Açık bir teklifim var

Kurumsallaşmış demokrasilerde sivil toplum kuruluşları (STK’lar) değişim yaratmayı ve çözüm üretmeyi hedeflerler. Toplumun içinden, toplumun sorunlarına çözüm arayan, toplumla kopmaz bağları olan veya olması gereken olan kurumlardır. On beş yaşından buyana bir çok STK içinde görev aldım ve bazı STK ‘ların kuruluşlarında da birebir adanmışlık ruhuyla çalıştım. Bu nedenle STK’ların gücüne daima inandım.

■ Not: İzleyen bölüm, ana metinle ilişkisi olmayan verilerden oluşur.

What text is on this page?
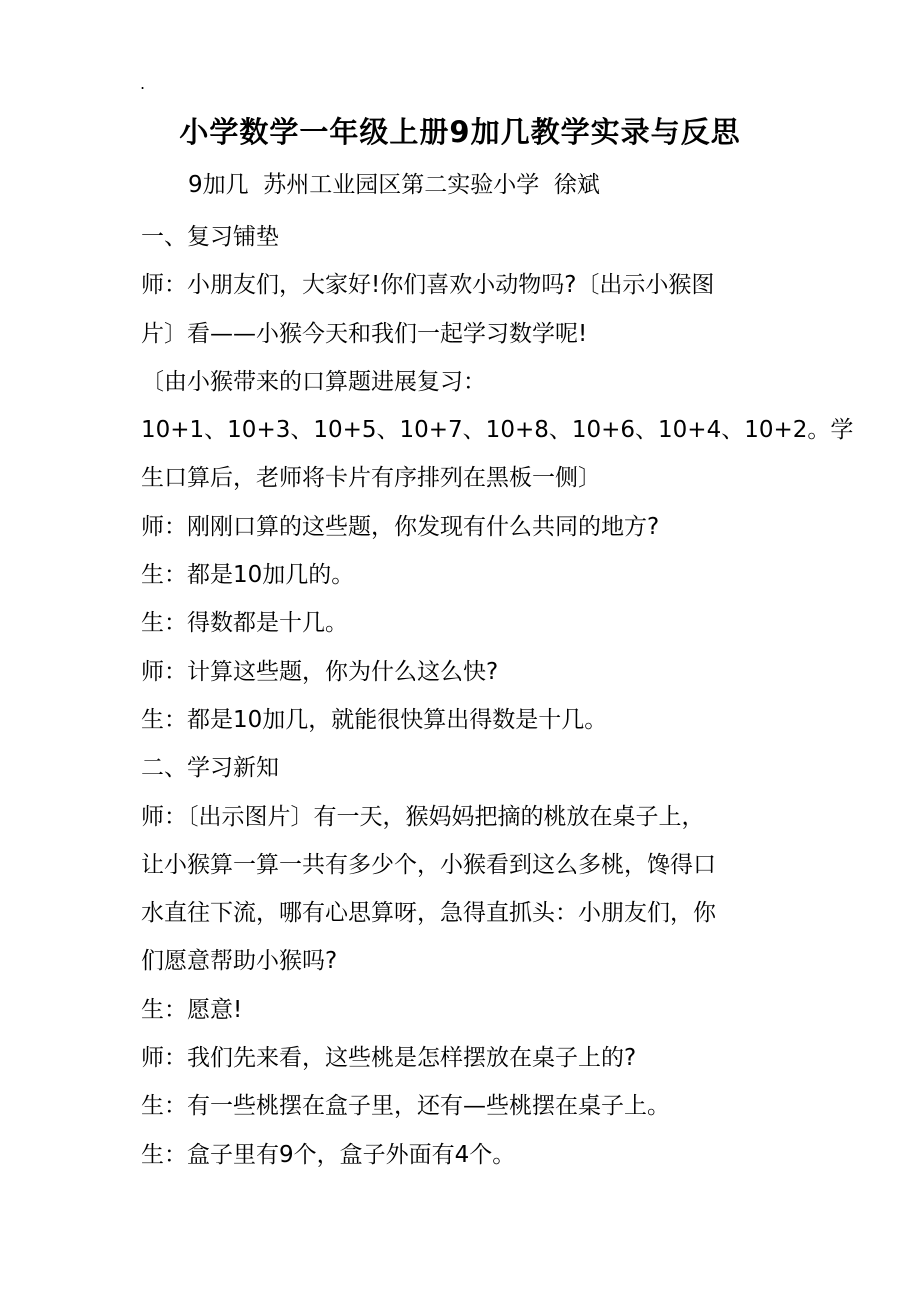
.
小学数学一年级上册9加几教学实录与反思
9加几  苏州工业园区第二实验小学  徐斌
一、复习铺垫
师：小朋友们，大家好!你们喜欢小动物吗?〔出示小猴图
片〕看——小猴今天和我们一起学习数学呢!
〔由小猴带来的口算题进展复习：
10+1、10+3、10+5、10+7、10+8、10+6、10+4、10+2。学
生口算后，老师将卡片有序排列在黑板一侧〕
师：刚刚口算的这些题，你发现有什么共同的地方?
生：都是10加几的。
生：得数都是十几。
师：计算这些题，你为什么这么快?
生：都是10加几，就能很快算出得数是十几。
二、学习新知
师：〔出示图片〕有一天，猴妈妈把摘的桃放在桌子上，
让小猴算一算一共有多少个，小猴看到这么多桃，馋得口
水直往下流，哪有心思算呀，急得直抓头：小朋友们，你
们愿意帮助小猴吗?
生：愿意!
师：我们先来看，这些桃是怎样摆放在桌子上的?
生：有一些桃摆在盒子里，还有—些桃摆在桌子上。
生：盒子里有9个，盒子外面有4个。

Belki demokrasimizi kurumsallaştırma aşamasına getirmemiz epey zaman alacak ancak  STK’larımızın niceliksel ve niteliksel olarak toplumsal yaşamda önemlerini arttırmış olduklarını ve yaygınlaşmaya başladıklarını gözlemleyebiliyoruz. Buna karşın ülkemizde sivil toplum örgütlerine katılım  %12 de kalırken, İspanya’da %35, Japonya’da %50, A.B.D.’de bu oran yaklaşık %70 civarındadır.

Türkiye’nin ekonomik gelişmişlik açısından dördüncü̈, toplam STK sayısı açısından beşinci büyük kenti olan Antalya’mızda sivil toplum örgütlerinin kentimize katkıları ve  sonuç odaklı faaliyetleri istatistiki veri altında bir sepette toplanıyor mu bilmiyorum ancak böyle bir çalışma yapılıyorsa çok faydalı olacağı kanaatindeyim. Zira içişleri bakanlığı verilerine göre Antalya’mızda güncel 11.825 adet  faliyet gösteren dernek bulunuyor.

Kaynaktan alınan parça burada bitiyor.